S’agissant de travaux obligatoires en vertu de la loi, la majorité nécessaire est celle définie à l’article 24 de la loi du 10 juillet 1965, c’est-à-dire la majorité des voix exprimées des copropriétaires présents ou représentés (loi 10 juillet 1965, art. 24 II b).
La répartition des charges de chauffage.-
Il existe deux types de frais :
- les frais de combustibles ;
- les autres frais, tels ceux relatifs à l’entretien de l’installation de chauffage.
Les frais d’entretien sont répartis selon les dispositions du règlement de copropriété et la grille de répartition des charges y afférent. Les frais de combustible sont divisés en deux catégories, les frais communs, d’une part, les frais individuels, d’autre part.
Les frais communs sont déterminés en fonction d’un pourcentage appliqué à l’ensemble des frais de combustible. Ce coefficient est de 30 %, sauf pour les immeubles déjà équipés d’appareils, auquel cas le coefficient à prendre en considération est celui visé dans le règlement de copropriété ou voté en assemblée générale, compris obligatoirement entre 0 % et 50 %. Ces frais sont répartis en fonction des tantièmes de charges, conformément aux dispositions du règlement de copropriété.

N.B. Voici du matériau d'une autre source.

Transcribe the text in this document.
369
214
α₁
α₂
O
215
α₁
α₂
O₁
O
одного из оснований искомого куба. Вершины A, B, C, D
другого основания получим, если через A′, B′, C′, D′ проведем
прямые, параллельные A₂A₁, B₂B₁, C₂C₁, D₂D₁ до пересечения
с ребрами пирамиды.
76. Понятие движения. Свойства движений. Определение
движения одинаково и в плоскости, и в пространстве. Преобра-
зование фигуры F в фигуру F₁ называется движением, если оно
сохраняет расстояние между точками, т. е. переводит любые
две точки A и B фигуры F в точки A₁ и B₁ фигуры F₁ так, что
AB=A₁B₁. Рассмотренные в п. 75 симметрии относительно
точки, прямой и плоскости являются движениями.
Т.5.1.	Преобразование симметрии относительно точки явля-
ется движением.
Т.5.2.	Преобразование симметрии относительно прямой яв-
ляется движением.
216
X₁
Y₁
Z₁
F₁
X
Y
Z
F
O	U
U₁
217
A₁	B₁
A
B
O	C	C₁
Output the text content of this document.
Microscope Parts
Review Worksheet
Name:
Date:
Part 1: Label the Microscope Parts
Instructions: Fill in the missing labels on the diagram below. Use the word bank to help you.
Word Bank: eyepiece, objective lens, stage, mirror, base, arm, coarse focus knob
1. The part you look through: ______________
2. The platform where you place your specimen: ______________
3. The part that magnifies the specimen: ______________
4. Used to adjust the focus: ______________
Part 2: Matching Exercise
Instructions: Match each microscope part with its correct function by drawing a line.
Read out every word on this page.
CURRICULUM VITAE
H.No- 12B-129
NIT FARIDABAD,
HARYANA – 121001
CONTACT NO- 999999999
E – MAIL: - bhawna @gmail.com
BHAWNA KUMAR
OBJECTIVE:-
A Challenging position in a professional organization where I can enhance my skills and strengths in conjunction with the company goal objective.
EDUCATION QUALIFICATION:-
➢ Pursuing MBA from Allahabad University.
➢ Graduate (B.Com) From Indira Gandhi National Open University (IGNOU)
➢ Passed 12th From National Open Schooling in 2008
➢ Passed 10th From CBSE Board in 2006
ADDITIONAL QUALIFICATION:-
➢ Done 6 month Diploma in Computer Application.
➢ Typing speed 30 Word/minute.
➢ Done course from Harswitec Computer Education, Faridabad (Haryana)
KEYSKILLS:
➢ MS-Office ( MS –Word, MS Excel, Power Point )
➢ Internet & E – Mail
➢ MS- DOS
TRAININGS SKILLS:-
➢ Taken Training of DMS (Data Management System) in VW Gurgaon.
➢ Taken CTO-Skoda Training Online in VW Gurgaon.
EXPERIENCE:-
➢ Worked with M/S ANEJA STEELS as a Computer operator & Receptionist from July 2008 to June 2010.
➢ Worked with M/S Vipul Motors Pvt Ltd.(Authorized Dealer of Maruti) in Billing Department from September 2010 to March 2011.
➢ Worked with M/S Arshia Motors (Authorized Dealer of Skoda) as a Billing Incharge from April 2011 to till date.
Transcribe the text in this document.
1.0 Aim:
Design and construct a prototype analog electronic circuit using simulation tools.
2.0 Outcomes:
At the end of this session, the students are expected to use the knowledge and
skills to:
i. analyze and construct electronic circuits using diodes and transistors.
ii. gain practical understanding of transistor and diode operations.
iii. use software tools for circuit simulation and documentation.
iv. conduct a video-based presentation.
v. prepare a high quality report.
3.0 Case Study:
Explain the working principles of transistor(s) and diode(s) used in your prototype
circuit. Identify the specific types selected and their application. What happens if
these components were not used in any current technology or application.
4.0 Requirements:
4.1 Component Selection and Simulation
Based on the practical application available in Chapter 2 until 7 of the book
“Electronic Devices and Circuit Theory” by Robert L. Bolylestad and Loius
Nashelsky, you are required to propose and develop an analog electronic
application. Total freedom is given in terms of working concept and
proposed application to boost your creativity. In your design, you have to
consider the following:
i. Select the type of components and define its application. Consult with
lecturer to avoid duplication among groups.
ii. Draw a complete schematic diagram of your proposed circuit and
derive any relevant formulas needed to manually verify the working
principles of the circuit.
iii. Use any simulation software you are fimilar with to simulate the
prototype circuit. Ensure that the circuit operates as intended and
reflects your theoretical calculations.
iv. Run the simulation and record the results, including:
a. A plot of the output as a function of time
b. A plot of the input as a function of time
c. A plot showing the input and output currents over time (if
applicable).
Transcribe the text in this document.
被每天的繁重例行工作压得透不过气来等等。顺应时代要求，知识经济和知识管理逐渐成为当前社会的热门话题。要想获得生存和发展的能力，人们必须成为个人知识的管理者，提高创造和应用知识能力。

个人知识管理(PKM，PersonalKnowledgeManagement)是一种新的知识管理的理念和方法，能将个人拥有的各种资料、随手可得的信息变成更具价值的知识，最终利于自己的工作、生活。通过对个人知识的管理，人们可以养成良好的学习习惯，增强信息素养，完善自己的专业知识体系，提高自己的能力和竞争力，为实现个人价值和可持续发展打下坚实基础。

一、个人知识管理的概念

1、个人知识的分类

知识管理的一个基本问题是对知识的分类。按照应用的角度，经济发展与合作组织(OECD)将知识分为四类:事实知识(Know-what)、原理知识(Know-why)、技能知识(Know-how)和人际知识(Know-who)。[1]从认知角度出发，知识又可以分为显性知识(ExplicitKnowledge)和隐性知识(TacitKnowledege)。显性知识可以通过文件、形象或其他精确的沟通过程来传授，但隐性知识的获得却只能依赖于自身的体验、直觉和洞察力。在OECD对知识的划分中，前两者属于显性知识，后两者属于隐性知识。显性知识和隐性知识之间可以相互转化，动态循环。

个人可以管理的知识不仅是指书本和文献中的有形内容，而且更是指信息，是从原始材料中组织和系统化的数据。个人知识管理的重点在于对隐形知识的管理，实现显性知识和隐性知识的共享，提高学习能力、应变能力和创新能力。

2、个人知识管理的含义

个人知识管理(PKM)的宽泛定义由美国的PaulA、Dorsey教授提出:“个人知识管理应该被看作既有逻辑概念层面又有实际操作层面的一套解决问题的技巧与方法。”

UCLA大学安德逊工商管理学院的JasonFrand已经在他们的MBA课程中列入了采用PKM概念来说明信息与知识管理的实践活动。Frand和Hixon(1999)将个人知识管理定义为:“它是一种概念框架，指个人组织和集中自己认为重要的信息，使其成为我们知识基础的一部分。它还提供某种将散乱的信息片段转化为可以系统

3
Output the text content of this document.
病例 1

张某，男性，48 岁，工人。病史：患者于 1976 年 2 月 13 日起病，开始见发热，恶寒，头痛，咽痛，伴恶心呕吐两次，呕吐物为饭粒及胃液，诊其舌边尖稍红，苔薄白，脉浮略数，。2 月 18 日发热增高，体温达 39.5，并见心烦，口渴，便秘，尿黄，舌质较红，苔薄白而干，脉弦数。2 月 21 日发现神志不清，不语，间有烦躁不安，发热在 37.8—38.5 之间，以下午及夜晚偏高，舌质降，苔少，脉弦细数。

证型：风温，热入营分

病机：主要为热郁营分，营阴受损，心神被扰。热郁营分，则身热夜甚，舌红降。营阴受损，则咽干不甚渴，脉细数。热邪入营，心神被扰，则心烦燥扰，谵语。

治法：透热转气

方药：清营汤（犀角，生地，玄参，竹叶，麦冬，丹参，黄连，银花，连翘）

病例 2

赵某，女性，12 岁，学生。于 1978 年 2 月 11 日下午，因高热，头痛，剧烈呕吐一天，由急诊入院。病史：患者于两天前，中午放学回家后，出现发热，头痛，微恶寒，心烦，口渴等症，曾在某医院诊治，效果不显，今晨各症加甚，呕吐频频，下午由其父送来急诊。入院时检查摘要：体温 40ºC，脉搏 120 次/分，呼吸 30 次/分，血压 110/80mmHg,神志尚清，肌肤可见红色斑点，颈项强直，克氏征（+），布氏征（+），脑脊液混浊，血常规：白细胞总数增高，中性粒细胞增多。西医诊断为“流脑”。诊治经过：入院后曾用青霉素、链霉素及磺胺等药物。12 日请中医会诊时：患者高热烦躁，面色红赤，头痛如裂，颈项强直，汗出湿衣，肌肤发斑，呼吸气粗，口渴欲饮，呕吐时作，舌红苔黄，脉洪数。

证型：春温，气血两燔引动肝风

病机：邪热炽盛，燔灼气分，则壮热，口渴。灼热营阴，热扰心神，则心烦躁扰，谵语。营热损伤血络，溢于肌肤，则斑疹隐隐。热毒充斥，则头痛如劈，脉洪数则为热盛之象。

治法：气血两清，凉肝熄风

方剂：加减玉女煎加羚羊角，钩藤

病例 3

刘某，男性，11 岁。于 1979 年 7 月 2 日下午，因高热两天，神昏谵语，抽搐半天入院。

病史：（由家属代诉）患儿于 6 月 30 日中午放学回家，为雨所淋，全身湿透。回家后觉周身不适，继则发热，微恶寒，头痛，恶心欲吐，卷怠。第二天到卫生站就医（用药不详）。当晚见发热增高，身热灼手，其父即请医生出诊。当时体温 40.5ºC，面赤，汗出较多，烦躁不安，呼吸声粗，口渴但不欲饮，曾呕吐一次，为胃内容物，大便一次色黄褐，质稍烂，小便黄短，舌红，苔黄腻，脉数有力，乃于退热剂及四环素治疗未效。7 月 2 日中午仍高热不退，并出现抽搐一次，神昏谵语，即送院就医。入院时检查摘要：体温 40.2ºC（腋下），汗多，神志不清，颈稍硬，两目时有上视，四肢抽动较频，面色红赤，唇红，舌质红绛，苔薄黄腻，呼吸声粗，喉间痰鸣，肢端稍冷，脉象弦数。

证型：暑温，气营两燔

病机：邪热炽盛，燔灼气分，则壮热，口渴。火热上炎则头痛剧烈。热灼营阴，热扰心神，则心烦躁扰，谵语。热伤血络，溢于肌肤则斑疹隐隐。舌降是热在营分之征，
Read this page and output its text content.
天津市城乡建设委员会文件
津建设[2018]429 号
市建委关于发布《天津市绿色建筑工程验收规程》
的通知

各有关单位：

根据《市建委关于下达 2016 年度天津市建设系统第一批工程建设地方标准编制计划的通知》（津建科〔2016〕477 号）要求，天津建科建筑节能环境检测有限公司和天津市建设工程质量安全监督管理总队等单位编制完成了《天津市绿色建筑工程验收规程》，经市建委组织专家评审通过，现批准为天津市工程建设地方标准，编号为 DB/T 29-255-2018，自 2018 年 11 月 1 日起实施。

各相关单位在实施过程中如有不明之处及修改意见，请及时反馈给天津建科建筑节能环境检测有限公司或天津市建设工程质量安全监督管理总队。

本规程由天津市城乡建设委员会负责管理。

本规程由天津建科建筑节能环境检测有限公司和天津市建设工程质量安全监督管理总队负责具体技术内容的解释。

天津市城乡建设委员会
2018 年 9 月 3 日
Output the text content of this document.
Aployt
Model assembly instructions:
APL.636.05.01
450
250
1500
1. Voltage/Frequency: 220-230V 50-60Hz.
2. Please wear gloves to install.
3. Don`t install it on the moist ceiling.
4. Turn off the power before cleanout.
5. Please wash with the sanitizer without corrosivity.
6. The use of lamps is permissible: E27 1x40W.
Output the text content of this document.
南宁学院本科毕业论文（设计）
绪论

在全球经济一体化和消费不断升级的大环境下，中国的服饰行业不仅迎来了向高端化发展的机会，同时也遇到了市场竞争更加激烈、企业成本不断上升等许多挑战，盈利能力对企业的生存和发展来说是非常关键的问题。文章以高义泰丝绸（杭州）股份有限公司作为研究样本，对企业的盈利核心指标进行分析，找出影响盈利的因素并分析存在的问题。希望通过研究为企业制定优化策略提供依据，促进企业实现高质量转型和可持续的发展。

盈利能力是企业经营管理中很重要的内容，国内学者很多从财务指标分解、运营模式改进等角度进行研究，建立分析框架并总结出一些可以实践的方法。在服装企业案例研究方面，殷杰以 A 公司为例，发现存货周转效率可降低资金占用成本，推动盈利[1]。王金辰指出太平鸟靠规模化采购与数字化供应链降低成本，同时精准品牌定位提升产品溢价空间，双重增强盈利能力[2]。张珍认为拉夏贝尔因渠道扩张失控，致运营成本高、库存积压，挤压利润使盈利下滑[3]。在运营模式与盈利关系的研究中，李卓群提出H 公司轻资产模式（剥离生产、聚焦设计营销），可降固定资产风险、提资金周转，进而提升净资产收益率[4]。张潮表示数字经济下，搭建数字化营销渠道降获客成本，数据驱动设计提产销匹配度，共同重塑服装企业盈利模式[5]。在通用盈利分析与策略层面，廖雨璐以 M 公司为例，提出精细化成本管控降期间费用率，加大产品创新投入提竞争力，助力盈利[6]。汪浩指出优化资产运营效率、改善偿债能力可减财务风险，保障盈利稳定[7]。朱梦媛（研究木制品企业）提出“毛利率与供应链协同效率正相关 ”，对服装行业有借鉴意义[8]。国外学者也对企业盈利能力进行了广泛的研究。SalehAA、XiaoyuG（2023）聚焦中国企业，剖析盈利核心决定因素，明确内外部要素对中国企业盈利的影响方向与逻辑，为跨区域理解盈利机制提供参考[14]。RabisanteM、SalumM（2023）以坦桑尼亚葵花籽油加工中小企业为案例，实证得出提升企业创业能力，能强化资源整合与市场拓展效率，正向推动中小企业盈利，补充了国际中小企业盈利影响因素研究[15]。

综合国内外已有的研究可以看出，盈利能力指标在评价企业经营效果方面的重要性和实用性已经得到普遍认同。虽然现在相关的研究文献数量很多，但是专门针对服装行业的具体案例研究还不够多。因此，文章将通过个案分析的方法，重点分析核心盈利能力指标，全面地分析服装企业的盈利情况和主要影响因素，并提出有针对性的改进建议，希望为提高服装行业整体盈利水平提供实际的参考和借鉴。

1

Les frais individuels sont ensuite obtenus par différence entre les frais de combustible et les frais communs, et sont répartis en fonction des index fournis par les compteurs et répartiteurs.
La modification du règlement de copropriété.-
L’individualisation des frais de chauffage entraînant une modification dans la répartition des charges, il convient de modifier le règlement de copropriété. L’assemblée générale se prononcera alors à la majorité de l’article 24, par dérogation à la règle imposant normalement l’unanimité puisque cette modification est justifiée par la réalisation de travaux décidés par l’assemblée générale statuant à une majorité exigée par la loi (Loi du 10 juillet 1965, art. 11).
Cela permet également au futur acquéreur d’être clairement informé sur la répartition des frais de chauffage. A défaut, celui-ci pourrait demander à ce que seule la grille de répartition des charges figurant dans le règlement de copropriété lui soit appliquée, indépendamment de l’individualisation des frais de chauffage (Décret du 17 mars 1967, art. 4).
Sanctions.-
En cas de manquement à l’obligation d’individualisation, le syndicat encours une sanction de 1 500 €, au plus, par logement et par an, infligée par les fonctionnaires et agents publics (C. de l’énergie, art. L. 242-4).